A Buffalo in the House
Title | A Buffalo in the House PDF eBook |
Author | Richard Dean Rosen |
Publisher | The New Press |
Pages | 258 |
Release | 2007 |
Genre | Biography & Autobiography |
ISBN | 1595581650 |
A sprawling suburban house in Santa Fe is not the kind of home where a buffalo normally roams, but Veryl Goodnight and Roger Brooks are not your ordinary animal lovers. Over a hundred years after Veryl's ancestors, Charles and Mary Ann Goodnight, hand-raised two baby buffalo to help save the species from extinction, the sculptor and her husband adopt an orphaned buffalo calf of their own.

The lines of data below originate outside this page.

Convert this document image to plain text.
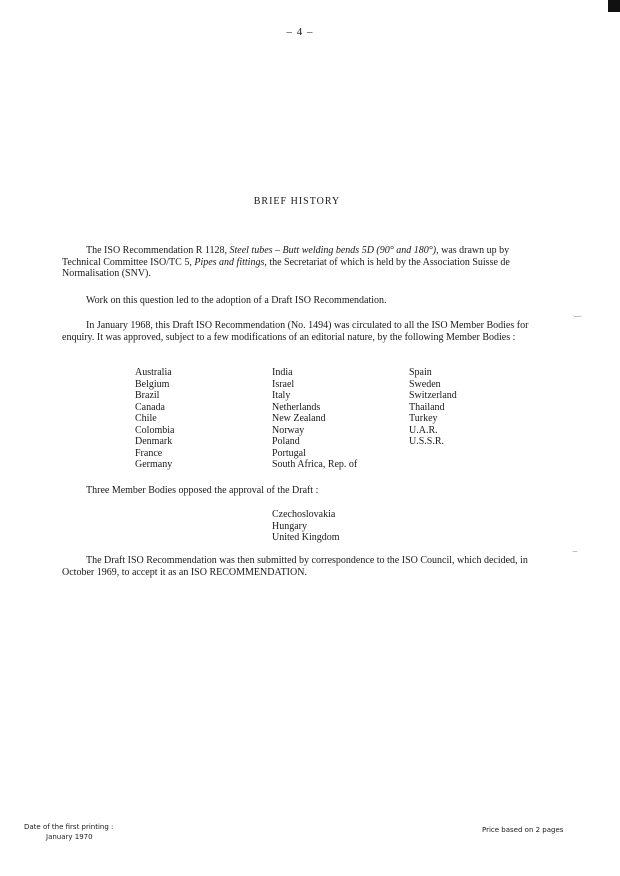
– 4 –
BRIEF HISTORY
The ISO Recommendation R 1128, Steel tubes – Butt welding bends 5D (90° and 180°), was drawn up by Technical Committee ISO/TC 5, Pipes and fittings, the Secretariat of which is held by the Association Suisse de Normalisation (SNV).
Work on this question led to the adoption of a Draft ISO Recommendation.
In January 1968, this Draft ISO Recommendation (No. 1494) was circulated to all the ISO Member Bodies for enquiry. It was approved, subject to a few modifications of an editorial nature, by the following Member Bodies :
Australia
Belgium
Brazil
Canada
Chile
Colombia
Denmark
France
Germany
India
Israel
Italy
Netherlands
New Zealand
Norway
Poland
Portugal
South Africa, Rep. of
Spain
Sweden
Switzerland
Thailand
Turkey
U.A.R.
U.S.S.R.
Three Member Bodies opposed the approval of the Draft :
Czechoslovakia
Hungary
United Kingdom
The Draft ISO Recommendation was then submitted by correspondence to the ISO Council, which decided, in October 1969, to accept it as an ISO RECOMMENDATION.
‿
⌣
Date of the first printing :
January 1970
Price based on 2 pages
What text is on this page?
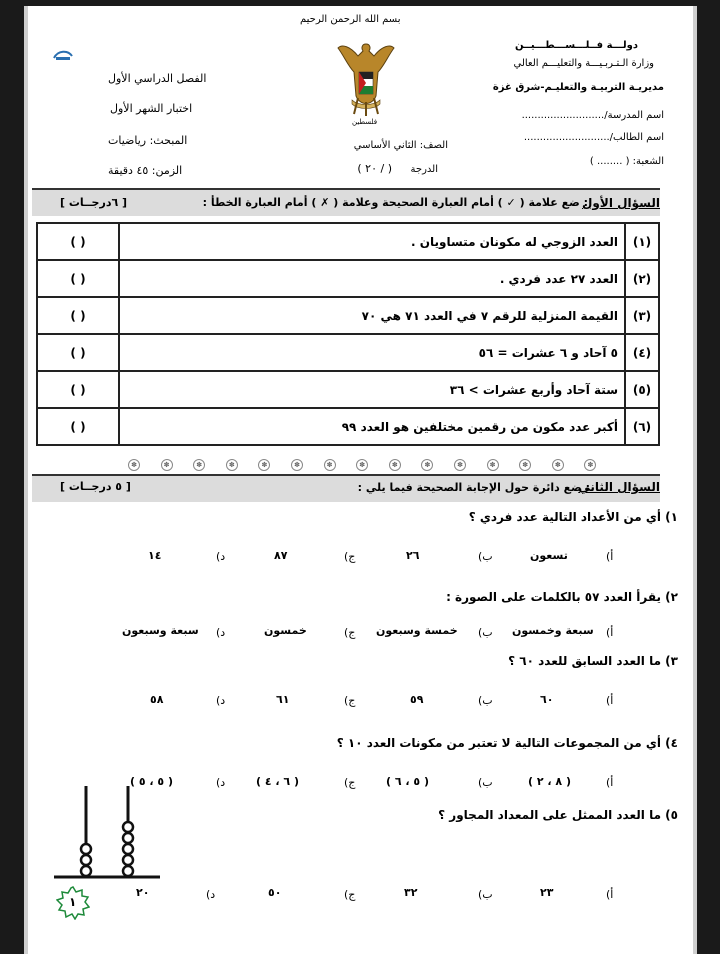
بسم الله الرحمن الرحيم
دولـــة فــلـــســـطـــيــن
وزارة الـتـربـيـــة والتعليـــم العالي
مديريـة التربيـة والتعليـم-شرق غزة
اسم المدرسة/..........................
اسم الطالب/...........................
الشعبة: ( ........ )
فلسطين
الصف: الثاني الأساسي
الدرجة
( / ٢٠ )
الفصل الدراسي الأول
اختبار الشهر الأول
المبحث: رياضيات
الزمن: ٤٥ دقيقة
السؤال الأول
: ضع علامة ( ✓ ) أمام العبارة الصحيحة وعلامة ( ✗ ) أمام العبارة الخطأ :
[ ٦درجــات ]
(١)	العدد الزوجي له مكونان متساويان .	( )
(٢)	العدد ٢٧ عدد فردي .	( )
(٣)	القيمة المنزلية للرقم ٧ في العدد ٧١ هي ٧٠	( )
(٤)	٥ آحاد و ٦ عشرات = ٥٦	( )
(٥)	ستة آحاد وأربع عشرات > ٣٦	( )
(٦)	أكبر عدد مكون من رقمين مختلفين هو العدد ٩٩	( )
✽	✽	✽	✽	✽	✽	✽	✽	✽	✽	✽	✽	✽	✽	✽
السؤال الثاني
: ضع دائرة حول الإجابة الصحيحة فيما يلي :
[ ٥ درجــات ]
١) أي من الأعداد التالية عدد فردي ؟
أ)
تسعون
ب)
٢٦
ج)
٨٧
د)
١٤
٢) يقرأ العدد ٥٧ بالكلمات على الصورة :
أ)
سبعة وخمسون
ب)
خمسة وسبعون
ج)
خمسون
د)
سبعة وسبعون
٣) ما العدد السابق للعدد ٦٠ ؟
أ)
٦٠
ب)
٥٩
ج)
٦١
د)
٥٨
٤) أي من المجموعات التالية لا تعتبر من مكونات العدد ١٠ ؟
أ)
( ٨ ، ٢ )
ب)
( ٥ ، ٦ )
ج)
( ٦ ، ٤ )
د)
( ٥ ، ٥ )
٥) ما العدد الممثل على المعداد المجاور ؟
أ)
٢٣
ب)
٣٢
ج)
٥٠
د)
٢٠
١
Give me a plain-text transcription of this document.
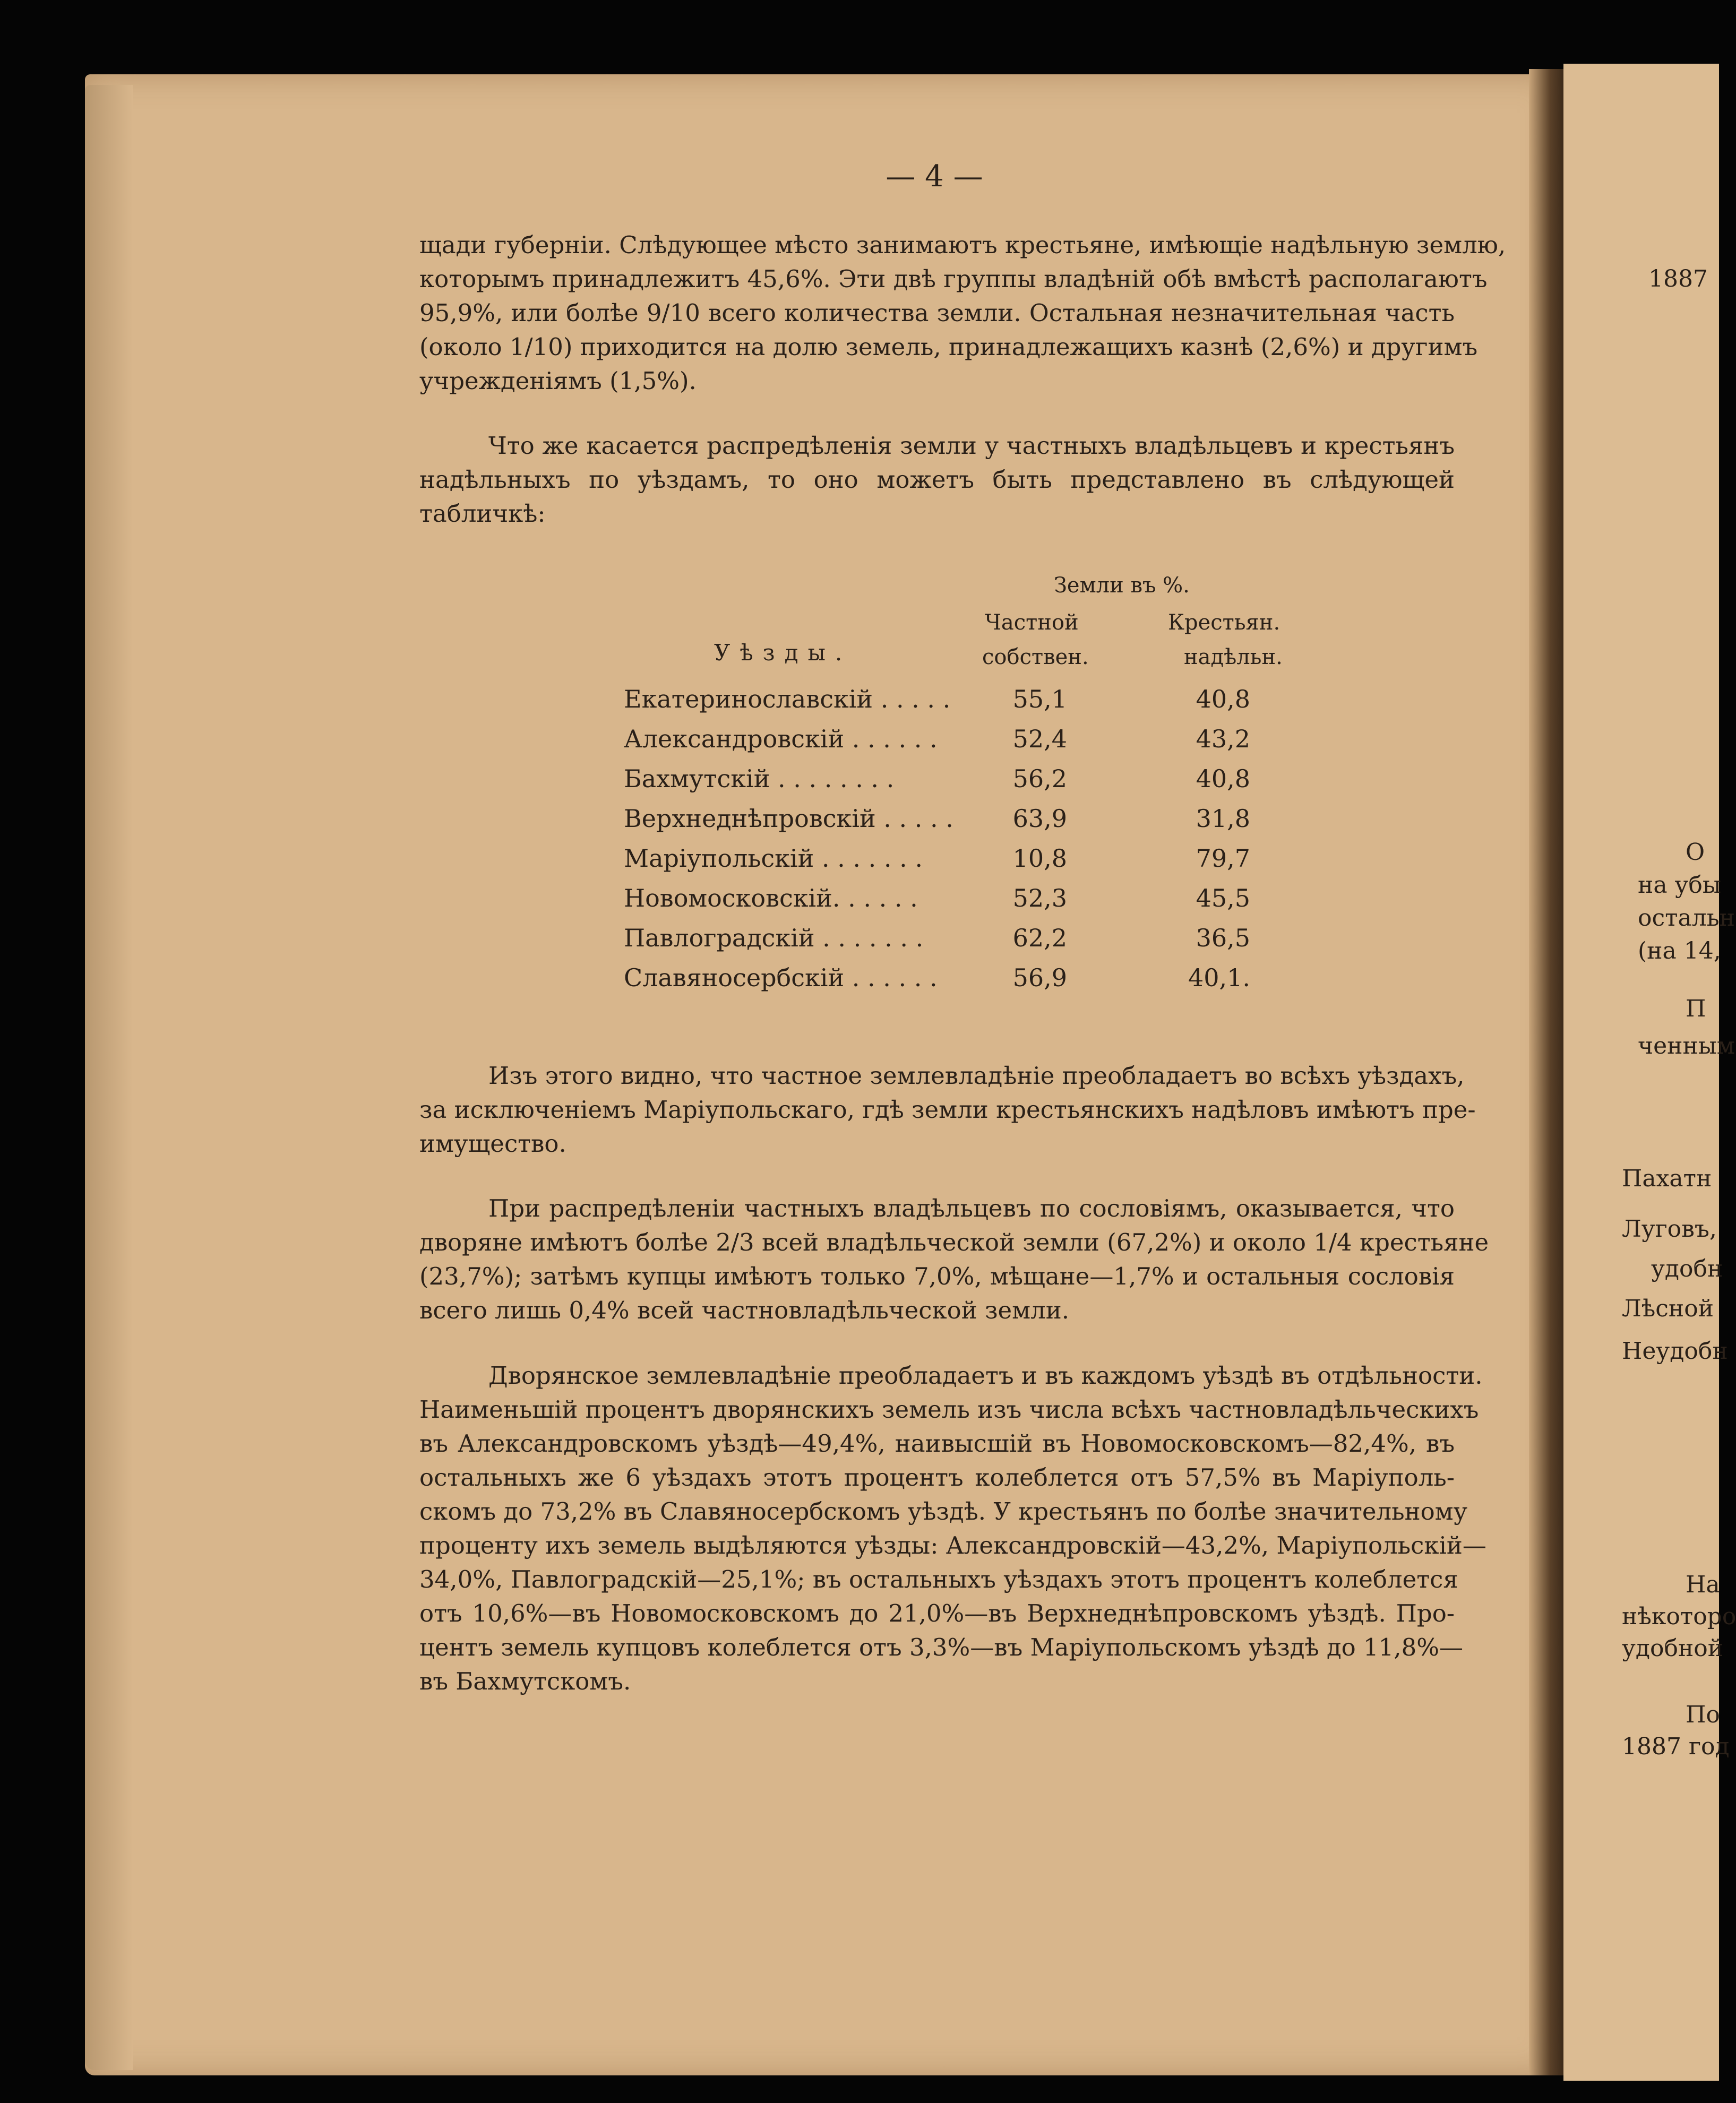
1887
О
на убы
остальн
(на 14,
П
ченным
Пахатн
Луговъ,
удобн
Лѣсной
Неудобн
На
нѣкоторо
удобной
По
1887 год
— 4 —
щади губерніи. Слѣдующее мѣсто занимаютъ крестьяне, имѣющіе надѣльную землю,
которымъ принадлежитъ 45,6%. Эти двѣ группы владѣній обѣ вмѣстѣ располагаютъ
95,9%, или болѣе 9/10 всего количества земли. Остальная незначительная часть
(около 1/10) приходится на долю земель, принадлежащихъ казнѣ (2,6%) и другимъ
учрежденіямъ (1,5%).
Что же касается распредѣленія земли у частныхъ владѣльцевъ и крестьянъ
надѣльныхъ по уѣздамъ, то оно можетъ быть представлено въ слѣдующей
табличкѣ:
Земли въ %.
Частной
собствен.
Крестьян.
надѣльн.
Уѣзды.
Екатеринославскій . . . . .	55,1	40,8
Александровскій . . . . . .	52,4	43,2
Бахмутскій . . . . . . . .	56,2	40,8
Верхнеднѣпровскій . . . . .	63,9	31,8
Маріупольскій . . . . . . .	10,8	79,7
Новомосковскій. . . . . .	52,3	45,5
Павлоградскій . . . . . . .	62,2	36,5
Славяносербскій . . . . . .	56,9	40,1.
Изъ этого видно, что частное землевладѣніе преобладаетъ во всѣхъ уѣздахъ,
за исключеніемъ Маріупольскаго, гдѣ земли крестьянскихъ надѣловъ имѣютъ пре-
имущество.
При распредѣленіи частныхъ владѣльцевъ по сословіямъ, оказывается, что
дворяне имѣютъ болѣе 2/3 всей владѣльческой земли (67,2%) и около 1/4 крестьяне
(23,7%); затѣмъ купцы имѣютъ только 7,0%, мѣщане—1,7% и остальныя сословія
всего лишь 0,4% всей частновладѣльческой земли.
Дворянское землевладѣніе преобладаетъ и въ каждомъ уѣздѣ въ отдѣльности.
Наименьшій процентъ дворянскихъ земель изъ числа всѣхъ частновладѣльческихъ
въ Александровскомъ уѣздѣ—49,4%, наивысшій въ Новомосковскомъ—82,4%, въ
остальныхъ же 6 уѣздахъ этотъ процентъ колеблется отъ 57,5% въ Маріуполь-
скомъ до 73,2% въ Славяносербскомъ уѣздѣ. У крестьянъ по болѣе значительному
проценту ихъ земель выдѣляются уѣзды: Александровскій—43,2%, Маріупольскій—
34,0%, Павлоградскій—25,1%; въ остальныхъ уѣздахъ этотъ процентъ колеблется
отъ 10,6%—въ Новомосковскомъ до 21,0%—въ Верхнеднѣпровскомъ уѣздѣ. Про-
центъ земель купцовъ колеблется отъ 3,3%—въ Маріупольскомъ уѣздѣ до 11,8%—
въ Бахмутскомъ.
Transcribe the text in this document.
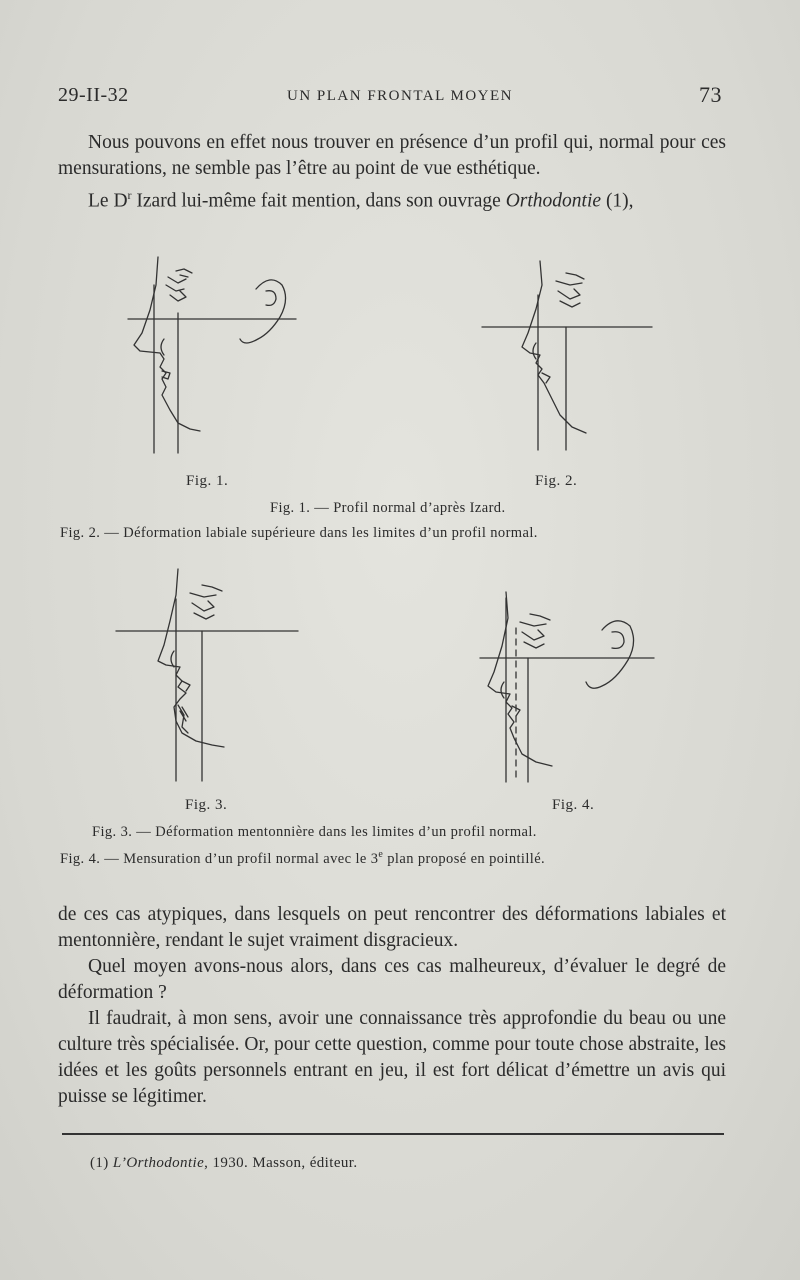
29-II-32	UN PLAN FRONTAL MOYEN	73

Nous pouvons en effet nous trouver en présence d’un profil qui, normal pour ces mensurations, ne semble pas l’être au point de vue esthétique.

Le $D^r$ Izard lui-même fait mention, dans son ouvrage Orthodontie (1),

Fig. 1.	Fig. 2.
Fig. 1. — Profil normal d’après Izard.
Fig. 2. — Déformation labiale supérieure dans les limites d’un profil normal.
Fig. 3.	Fig. 4.
Fig. 3. — Déformation mentonnière dans les limites d’un profil normal.
Fig. 4. — Mensuration d’un profil normal avec le 3e plan proposé en pointillé.

de ces cas atypiques, dans lesquels on peut rencontrer des déformations labiales et mentonnière, rendant le sujet vraiment disgracieux.

Quel moyen avons-nous alors, dans ces cas malheureux, d’évaluer le degré de déformation ?

Il faudrait, à mon sens, avoir une connaissance très approfondie du beau ou une culture très spécialisée. Or, pour cette question, comme pour toute chose abstraite, les idées et les goûts personnels entrant en jeu, il est fort délicat d’émettre un avis qui puisse se légitimer.

(1) L’Orthodontie, 1930. Masson, éditeur.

Against a backdrop of the old American West, A Buffalo in the House tells the story of a household situation beyond any sitcom writer's wildest dreams. Charlie has no idea he's a buffalo and Roger has no idea just how strong the bond between man and buffalo can be. In the historical shadow of the near-extermination of a majestic and misunderstood animal, Roger sets out to save just one buffalo. Written in the tradition of Ian Frazier's Great Plains and the work of Garrison Keillor and Bill Bryson, A Buffalo in the House tells an important, uplifting story about one animal's ability to touch human lives and reconnect people of all ages to the vanished past.